When looking at investment options, you may have come across the term collateralized debt obligations or CDO.

What are collateralized debt obligations? This is an investment security with underlying bonds, loans, and other collateralized debt. They generally do not contain mortgage loans or bonds. The mixture completely depends on the particular CDO in question. Depending on the particular CDO, the mixture contains a good blend of debts with different maturity dates and differing risks associated with them. The higher the risk that the overall CDO presents, the more it will pay to the investor in the long term.

Before the recent economic issues, many CDOs contained mortgage backed loans in their mix. The number of CDOs grew a great deal before 2007. During the mortgage bust in the US, many of these collateralized debt obligations lost a great deal of their value. Today, there are fewer of these instruments available on the market. And the vast majority does not have mortgage backed securities in their portfolio.

You will find there are multiple forms of collateralized debt obligations from which you can select if you choose to go with this investment option. There are four primary forms of these obligations:

  1. Collateralized loan obligations (CLO) have leveraged bank loans as their main underlying asset.
  2. Collateralized synthetic obligations (CSO) have a mixture of credit derivatives as their underliers.
  3. Structured finance CDOs are those backed by asset backed securities and mortgage backed securities
  4. Collateralized bond obligations (CBO) are backed by fixed income assets.

Each of these brings their own mixture of benefits and risks to the average investors.

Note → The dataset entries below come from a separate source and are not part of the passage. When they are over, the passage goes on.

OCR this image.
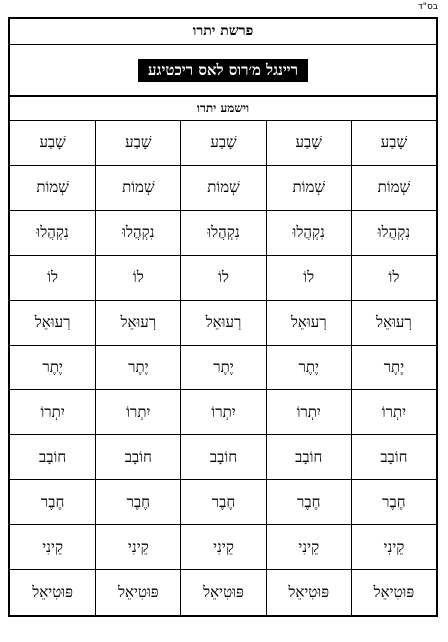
בס"ד
פרשת יתרו
רײנגל מ׳רוס לאס ריכטיגע
וישמע יתרו
שָׁבַע
שָׁבַע
שָׁבַע
שָׁבַע
שָׁבַע
שְׁמוֹת
שְׁמוֹת
שְׁמוֹת
שְׁמוֹת
שְׁמוֹת
נִקְהֲלוּ
נִקְהֲלוּ
נִקְהֲלוּ
נִקְהֲלוּ
נִקְהֲלוּ
לוֹ
לוֹ
לוֹ
לוֹ
לוֹ
רְעוּאֵל
רְעוּאֵל
רְעוּאֵל
רְעוּאֵל
רְעוּאֵל
יֶתֶר
יֶתֶר
יֶתֶר
יֶתֶר
יֶתֶר
יִתְרוֹ
יִתְרוֹ
יִתְרוֹ
יִתְרוֹ
יִתְרוֹ
חוֹבָב
חוֹבָב
חוֹבָב
חוֹבָב
חוֹבָב
חֶבֶר
חֶבֶר
חֶבֶר
חֶבֶר
חֶבֶר
קֵינִי
קֵינִי
קֵינִי
קֵינִי
קֵינִי
פּוּטִיאֵל
פּוּטִיאֵל
פּוּטִיאֵל
פּוּטִיאֵל
פּוּטִיאֵל
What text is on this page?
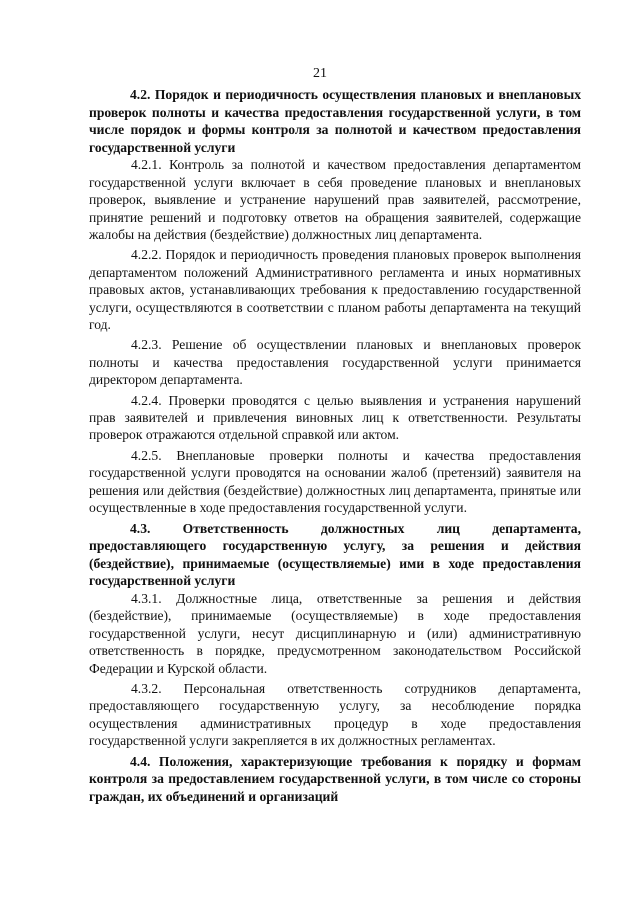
21

4.2. Порядок и периодичность осуществления плановых и внеплановых проверок полноты и качества предоставления государственной услуги, в том числе порядок и формы контроля за полнотой и качеством предоставления государственной услуги

4.2.1. Контроль за полнотой и качеством предоставления департаментом государственной услуги включает в себя проведение плановых и внеплановых проверок, выявление и устранение нарушений прав заявителей, рассмотрение, принятие решений и подготовку ответов на обращения заявителей, содержащие жалобы на действия (бездействие) должностных лиц департамента.

4.2.2. Порядок и периодичность проведения плановых проверок выполнения департаментом положений Административного регламента и иных нормативных правовых актов, устанавливающих требования к предоставлению государственной услуги, осуществляются в соответствии с планом работы департамента на текущий год.

4.2.3. Решение об осуществлении плановых и внеплановых проверок полноты и качества предоставления государственной услуги принимается директором департамента.

4.2.4. Проверки проводятся с целью выявления и устранения нарушений прав заявителей и привлечения виновных лиц к ответственности. Результаты проверок отражаются отдельной справкой или актом.

4.2.5. Внеплановые проверки полноты и качества предоставления государственной услуги проводятся на основании жалоб (претензий) заявителя на решения или действия (бездействие) должностных лиц департамента, принятые или осуществленные в ходе предоставления государственной услуги.

4.3. Ответственность должностных лиц департамента, предоставляющего государственную услугу, за решения и действия (бездействие), принимаемые (осуществляемые) ими в ходе предоставления государственной услуги

4.3.1. Должностные лица, ответственные за решения и действия (бездействие), принимаемые (осуществляемые) в ходе предоставления государственной услуги, несут дисциплинарную и (или) административную ответственность в порядке, предусмотренном законодательством Российской Федерации и Курской области.

4.3.2. Персональная ответственность сотрудников департамента, предоставляющего государственную услугу, за несоблюдение порядка осуществления административных процедур в ходе предоставления государственной услуги закрепляется в их должностных регламентах.

4.4. Положения, характеризующие требования к порядку и формам контроля за предоставлением государственной услуги, в том числе со стороны граждан, их объединений и организаций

Before the mortgage bust, most of these products fell into the structured finance area or the CLO area. Today, the mixture is much diversified.

Typical collateralized debt obligations are an offering of an investment bank. The bank structures the CDO with a mixture of debt obligations. They determine what level of risk they will present to the investor. The new CDO goes to the credit rating agencies to see what ratings will go with each underlying investment. When it’s ready, the bank appoints an asset manager to keep the CDO on track. The investors then get the chance to buy the financial instrument as an investment.

Before investing in collateralized debt obligations, it is important to know exactly what the CDO offers as well as the associated risks. Speaking with investment professionals is a good way to get that information clearly.